Notably during the week a number of organisations newly committed to use 100% renewables, to become carbon neutral over various timeframes from 2025 to 2050, or to set science-based targets.  The informal target of 500 companies making science-based target commitments was almost reached, with 480 businesses headquartered in 38 countries committing to set greenhouse gas reduction targets in line with climate science.

Despite these achievements, we were constantly and rightly reminded that this was not enough and that we must do more.
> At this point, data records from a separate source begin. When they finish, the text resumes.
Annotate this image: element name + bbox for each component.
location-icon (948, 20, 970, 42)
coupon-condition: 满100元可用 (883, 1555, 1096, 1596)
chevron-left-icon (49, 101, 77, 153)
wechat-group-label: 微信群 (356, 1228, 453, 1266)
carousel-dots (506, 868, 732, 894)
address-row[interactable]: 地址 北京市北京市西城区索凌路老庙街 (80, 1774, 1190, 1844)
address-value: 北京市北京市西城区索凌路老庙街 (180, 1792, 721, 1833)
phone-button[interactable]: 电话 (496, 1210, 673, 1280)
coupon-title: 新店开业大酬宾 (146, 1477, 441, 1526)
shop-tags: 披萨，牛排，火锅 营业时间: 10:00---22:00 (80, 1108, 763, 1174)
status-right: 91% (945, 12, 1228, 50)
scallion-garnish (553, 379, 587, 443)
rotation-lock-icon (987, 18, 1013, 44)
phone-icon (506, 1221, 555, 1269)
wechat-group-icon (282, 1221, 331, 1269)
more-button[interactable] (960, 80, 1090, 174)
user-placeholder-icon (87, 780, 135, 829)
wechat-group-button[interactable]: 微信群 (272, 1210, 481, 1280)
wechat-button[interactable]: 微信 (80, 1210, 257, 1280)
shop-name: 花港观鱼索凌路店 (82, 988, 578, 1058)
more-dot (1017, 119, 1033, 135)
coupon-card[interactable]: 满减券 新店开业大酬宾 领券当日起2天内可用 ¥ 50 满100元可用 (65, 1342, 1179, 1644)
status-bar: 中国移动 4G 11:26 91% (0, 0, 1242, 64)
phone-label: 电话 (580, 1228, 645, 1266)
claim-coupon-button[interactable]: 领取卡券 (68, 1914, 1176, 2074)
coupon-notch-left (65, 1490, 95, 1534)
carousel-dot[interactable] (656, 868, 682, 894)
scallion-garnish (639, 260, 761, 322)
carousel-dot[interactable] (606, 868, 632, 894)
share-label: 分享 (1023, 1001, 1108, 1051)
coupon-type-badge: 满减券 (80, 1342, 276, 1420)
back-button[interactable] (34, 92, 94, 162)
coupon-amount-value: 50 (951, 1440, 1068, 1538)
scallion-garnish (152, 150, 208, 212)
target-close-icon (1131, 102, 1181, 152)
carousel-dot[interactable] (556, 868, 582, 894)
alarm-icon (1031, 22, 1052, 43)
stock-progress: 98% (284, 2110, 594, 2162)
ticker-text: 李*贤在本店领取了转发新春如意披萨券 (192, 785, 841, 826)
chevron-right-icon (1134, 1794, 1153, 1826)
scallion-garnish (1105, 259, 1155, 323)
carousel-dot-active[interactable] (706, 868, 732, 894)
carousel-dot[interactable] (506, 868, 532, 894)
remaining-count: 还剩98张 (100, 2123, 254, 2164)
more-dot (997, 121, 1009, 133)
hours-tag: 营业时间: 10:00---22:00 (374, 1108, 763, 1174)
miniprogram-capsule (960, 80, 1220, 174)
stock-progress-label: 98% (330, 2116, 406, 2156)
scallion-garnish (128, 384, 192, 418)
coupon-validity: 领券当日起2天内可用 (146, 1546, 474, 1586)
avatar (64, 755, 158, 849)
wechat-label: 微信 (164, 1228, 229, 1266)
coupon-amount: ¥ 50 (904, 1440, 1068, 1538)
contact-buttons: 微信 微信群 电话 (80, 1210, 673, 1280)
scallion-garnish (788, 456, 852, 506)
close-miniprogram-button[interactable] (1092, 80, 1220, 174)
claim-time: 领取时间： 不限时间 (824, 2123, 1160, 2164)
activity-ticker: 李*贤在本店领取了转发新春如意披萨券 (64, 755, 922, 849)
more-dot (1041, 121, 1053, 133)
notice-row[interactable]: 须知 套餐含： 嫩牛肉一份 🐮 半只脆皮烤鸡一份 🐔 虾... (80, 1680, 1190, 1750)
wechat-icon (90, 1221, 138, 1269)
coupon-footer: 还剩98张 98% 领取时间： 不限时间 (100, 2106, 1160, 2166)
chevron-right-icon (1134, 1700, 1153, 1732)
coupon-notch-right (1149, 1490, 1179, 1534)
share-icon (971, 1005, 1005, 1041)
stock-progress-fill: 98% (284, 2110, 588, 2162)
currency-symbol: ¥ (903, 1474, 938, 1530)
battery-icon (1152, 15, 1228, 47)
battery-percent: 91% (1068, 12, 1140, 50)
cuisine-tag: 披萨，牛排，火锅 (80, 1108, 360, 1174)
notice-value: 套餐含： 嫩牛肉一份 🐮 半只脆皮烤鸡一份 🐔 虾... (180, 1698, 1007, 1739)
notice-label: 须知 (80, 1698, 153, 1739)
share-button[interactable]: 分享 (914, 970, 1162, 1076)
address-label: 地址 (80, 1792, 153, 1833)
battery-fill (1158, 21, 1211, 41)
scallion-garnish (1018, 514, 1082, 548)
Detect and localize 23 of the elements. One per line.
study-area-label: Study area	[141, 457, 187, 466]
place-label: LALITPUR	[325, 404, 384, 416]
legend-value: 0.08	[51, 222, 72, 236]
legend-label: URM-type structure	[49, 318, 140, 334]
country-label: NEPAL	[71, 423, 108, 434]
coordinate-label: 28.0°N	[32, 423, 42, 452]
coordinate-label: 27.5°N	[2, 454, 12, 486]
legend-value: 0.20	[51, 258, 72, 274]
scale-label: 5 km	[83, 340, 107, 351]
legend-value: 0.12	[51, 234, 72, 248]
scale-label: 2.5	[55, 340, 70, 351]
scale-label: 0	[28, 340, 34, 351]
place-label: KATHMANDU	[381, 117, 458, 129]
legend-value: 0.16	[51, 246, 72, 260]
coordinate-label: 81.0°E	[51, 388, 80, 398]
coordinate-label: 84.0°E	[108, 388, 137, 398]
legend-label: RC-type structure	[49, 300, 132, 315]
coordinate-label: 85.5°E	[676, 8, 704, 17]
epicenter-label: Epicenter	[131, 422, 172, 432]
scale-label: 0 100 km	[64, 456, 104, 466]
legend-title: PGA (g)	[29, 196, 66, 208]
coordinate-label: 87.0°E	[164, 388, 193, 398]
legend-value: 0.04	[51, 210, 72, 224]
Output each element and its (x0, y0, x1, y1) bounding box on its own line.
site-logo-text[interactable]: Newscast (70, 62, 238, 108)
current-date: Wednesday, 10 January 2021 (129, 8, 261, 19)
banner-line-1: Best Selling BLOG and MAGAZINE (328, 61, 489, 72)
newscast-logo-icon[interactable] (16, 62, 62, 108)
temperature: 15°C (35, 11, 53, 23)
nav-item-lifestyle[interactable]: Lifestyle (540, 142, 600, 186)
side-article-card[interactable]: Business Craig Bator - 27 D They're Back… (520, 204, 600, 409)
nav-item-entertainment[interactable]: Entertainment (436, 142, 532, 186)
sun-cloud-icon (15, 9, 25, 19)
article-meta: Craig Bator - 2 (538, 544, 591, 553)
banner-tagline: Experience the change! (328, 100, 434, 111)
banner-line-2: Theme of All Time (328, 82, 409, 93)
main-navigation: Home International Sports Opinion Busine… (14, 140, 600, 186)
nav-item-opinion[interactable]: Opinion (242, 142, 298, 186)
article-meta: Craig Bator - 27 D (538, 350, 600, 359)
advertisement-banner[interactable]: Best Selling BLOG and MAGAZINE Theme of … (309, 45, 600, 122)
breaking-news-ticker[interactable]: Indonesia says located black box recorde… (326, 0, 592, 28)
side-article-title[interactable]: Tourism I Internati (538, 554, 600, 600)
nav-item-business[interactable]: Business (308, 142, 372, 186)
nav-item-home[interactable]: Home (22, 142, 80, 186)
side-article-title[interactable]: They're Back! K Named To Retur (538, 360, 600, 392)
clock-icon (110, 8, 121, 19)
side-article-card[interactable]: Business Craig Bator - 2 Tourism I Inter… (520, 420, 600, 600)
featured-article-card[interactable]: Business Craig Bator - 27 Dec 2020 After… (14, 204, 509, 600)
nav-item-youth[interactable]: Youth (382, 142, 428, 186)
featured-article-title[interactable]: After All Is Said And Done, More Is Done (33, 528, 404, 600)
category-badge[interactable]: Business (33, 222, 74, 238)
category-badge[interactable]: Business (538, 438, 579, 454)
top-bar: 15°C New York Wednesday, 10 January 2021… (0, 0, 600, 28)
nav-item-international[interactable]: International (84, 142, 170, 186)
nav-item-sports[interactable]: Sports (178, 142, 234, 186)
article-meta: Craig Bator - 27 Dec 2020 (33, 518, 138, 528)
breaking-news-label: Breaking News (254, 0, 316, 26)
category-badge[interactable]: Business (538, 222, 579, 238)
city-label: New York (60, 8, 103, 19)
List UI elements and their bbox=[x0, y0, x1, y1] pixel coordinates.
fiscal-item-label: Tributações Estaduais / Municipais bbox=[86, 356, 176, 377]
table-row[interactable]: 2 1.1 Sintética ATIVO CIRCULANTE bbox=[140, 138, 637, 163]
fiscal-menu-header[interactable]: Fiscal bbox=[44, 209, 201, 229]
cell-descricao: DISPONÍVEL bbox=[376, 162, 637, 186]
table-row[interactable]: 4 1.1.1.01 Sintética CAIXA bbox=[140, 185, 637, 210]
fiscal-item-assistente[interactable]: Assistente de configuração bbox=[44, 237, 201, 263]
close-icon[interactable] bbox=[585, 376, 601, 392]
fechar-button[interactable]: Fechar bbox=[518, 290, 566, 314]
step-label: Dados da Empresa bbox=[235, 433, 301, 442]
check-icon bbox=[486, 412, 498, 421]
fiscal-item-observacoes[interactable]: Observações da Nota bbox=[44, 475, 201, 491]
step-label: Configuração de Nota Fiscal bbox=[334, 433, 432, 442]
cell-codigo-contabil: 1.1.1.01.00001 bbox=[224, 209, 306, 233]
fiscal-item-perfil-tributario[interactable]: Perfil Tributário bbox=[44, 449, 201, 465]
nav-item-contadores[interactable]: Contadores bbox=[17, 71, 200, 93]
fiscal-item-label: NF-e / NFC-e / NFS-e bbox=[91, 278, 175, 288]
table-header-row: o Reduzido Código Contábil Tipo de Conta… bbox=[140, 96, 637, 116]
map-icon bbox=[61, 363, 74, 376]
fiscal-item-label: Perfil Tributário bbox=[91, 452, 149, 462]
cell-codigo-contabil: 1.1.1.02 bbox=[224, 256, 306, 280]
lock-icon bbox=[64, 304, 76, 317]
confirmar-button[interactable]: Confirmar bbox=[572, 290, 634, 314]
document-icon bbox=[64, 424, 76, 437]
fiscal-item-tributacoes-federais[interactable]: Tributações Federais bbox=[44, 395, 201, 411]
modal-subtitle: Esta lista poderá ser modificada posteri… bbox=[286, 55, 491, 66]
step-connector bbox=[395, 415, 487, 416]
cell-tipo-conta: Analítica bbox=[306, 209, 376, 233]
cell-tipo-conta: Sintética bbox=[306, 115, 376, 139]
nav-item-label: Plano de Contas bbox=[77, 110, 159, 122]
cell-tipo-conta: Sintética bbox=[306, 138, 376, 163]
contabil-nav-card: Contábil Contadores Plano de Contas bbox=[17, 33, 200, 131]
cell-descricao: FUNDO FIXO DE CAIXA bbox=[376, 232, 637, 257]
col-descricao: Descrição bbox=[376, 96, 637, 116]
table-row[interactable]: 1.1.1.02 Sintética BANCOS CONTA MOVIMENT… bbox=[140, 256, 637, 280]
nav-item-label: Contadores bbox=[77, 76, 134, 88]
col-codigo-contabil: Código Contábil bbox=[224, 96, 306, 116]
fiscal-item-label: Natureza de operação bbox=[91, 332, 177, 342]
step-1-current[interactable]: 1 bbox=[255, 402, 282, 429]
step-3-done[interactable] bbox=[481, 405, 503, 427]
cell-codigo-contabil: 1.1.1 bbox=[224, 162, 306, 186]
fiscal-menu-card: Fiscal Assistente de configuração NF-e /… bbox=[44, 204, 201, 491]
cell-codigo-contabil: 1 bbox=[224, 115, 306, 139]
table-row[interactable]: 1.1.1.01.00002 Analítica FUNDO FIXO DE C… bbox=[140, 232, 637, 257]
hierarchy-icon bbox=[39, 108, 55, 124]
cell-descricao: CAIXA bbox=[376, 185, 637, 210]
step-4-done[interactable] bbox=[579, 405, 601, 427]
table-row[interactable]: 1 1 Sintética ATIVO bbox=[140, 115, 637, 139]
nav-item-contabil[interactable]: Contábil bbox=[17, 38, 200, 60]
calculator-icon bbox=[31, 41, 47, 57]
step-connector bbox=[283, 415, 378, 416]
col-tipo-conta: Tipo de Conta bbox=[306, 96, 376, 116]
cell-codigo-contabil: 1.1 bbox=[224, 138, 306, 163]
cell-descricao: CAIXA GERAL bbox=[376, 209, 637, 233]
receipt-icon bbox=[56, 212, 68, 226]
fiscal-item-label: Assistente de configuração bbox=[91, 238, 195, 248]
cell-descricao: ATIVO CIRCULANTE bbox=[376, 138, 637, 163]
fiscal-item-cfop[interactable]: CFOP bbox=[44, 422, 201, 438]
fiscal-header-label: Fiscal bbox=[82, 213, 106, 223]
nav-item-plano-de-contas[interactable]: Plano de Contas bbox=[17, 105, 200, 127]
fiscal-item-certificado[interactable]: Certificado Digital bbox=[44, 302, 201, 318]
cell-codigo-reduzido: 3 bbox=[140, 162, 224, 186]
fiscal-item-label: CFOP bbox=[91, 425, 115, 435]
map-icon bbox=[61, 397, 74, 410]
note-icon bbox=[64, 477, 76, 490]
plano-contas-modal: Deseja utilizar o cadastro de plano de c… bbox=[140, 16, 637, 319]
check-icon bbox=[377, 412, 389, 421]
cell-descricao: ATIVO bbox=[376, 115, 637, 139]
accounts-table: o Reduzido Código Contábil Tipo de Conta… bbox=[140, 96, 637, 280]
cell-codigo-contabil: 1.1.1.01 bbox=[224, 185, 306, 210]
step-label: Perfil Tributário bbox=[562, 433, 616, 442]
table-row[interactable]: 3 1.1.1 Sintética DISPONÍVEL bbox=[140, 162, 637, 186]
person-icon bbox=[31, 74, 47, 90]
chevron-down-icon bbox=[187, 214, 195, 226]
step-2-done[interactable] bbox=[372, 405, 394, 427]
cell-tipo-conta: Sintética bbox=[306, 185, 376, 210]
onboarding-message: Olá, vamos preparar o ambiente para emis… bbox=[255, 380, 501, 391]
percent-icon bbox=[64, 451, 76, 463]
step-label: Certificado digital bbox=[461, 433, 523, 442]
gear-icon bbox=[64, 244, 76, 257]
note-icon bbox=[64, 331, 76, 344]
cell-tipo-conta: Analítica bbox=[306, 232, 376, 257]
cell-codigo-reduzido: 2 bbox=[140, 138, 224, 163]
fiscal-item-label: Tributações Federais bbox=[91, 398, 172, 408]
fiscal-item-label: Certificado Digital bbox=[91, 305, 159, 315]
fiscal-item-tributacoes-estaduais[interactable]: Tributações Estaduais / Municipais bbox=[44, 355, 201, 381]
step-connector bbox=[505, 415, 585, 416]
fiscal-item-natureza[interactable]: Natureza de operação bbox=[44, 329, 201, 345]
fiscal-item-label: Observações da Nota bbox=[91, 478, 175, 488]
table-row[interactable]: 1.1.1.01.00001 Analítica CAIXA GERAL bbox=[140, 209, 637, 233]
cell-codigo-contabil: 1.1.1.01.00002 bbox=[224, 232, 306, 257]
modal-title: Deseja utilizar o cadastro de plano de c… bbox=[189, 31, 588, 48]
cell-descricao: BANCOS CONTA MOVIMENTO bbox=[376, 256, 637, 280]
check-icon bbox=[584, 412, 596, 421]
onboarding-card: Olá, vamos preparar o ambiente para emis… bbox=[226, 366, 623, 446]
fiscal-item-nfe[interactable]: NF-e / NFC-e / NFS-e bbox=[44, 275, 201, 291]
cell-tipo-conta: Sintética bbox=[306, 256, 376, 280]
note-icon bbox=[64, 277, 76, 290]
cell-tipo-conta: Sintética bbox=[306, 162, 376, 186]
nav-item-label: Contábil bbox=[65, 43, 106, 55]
Picture Michael Kobori, Vice-President of Sustainability at Levi Strauss & Co., announcing a target of a 90% reduction in their scope 1 & 2 emissions by 2050, only to chastise the audience for applauding; emphasising that it was not enough and the focus should be on their target of a 40% reduction in supply chain emissions by 2050.

Meeting current and future commitments will only be possible and meaningful if we can harness innovation to develop the solutions of the future.  Every news bulletin last week covered the alarming storms as they approached and made landfall, a stark reminder of a changing climate system and the seriousness of the consequences of failing to tackle it.  This being California, entrepreneurs were on hand to inspire us, covering themes such as autonomous vehicles - now viewed by some as arriving as quickly as electric vehicles, and with far more ability to disrupt.

The summit will be remembered by me at least for having galvanised both public and private realms to do more and to act in concert, which will help to fulfil the need for “inclusive multilateralism,” to borrow the closing words of Patricia Espinosa, executive secretary of the UNFCCC.  Many of the companies and institutions have already started to grow their ambition, adopting bigger, bolder and more challenging targets. 

I left San Francisco energised, remembering Al Gore’s rousing delivery of the quote by the economist Rudi Dornbusch: ”Things take longer to happen than you think they will, then they happen faster than you thought they could.”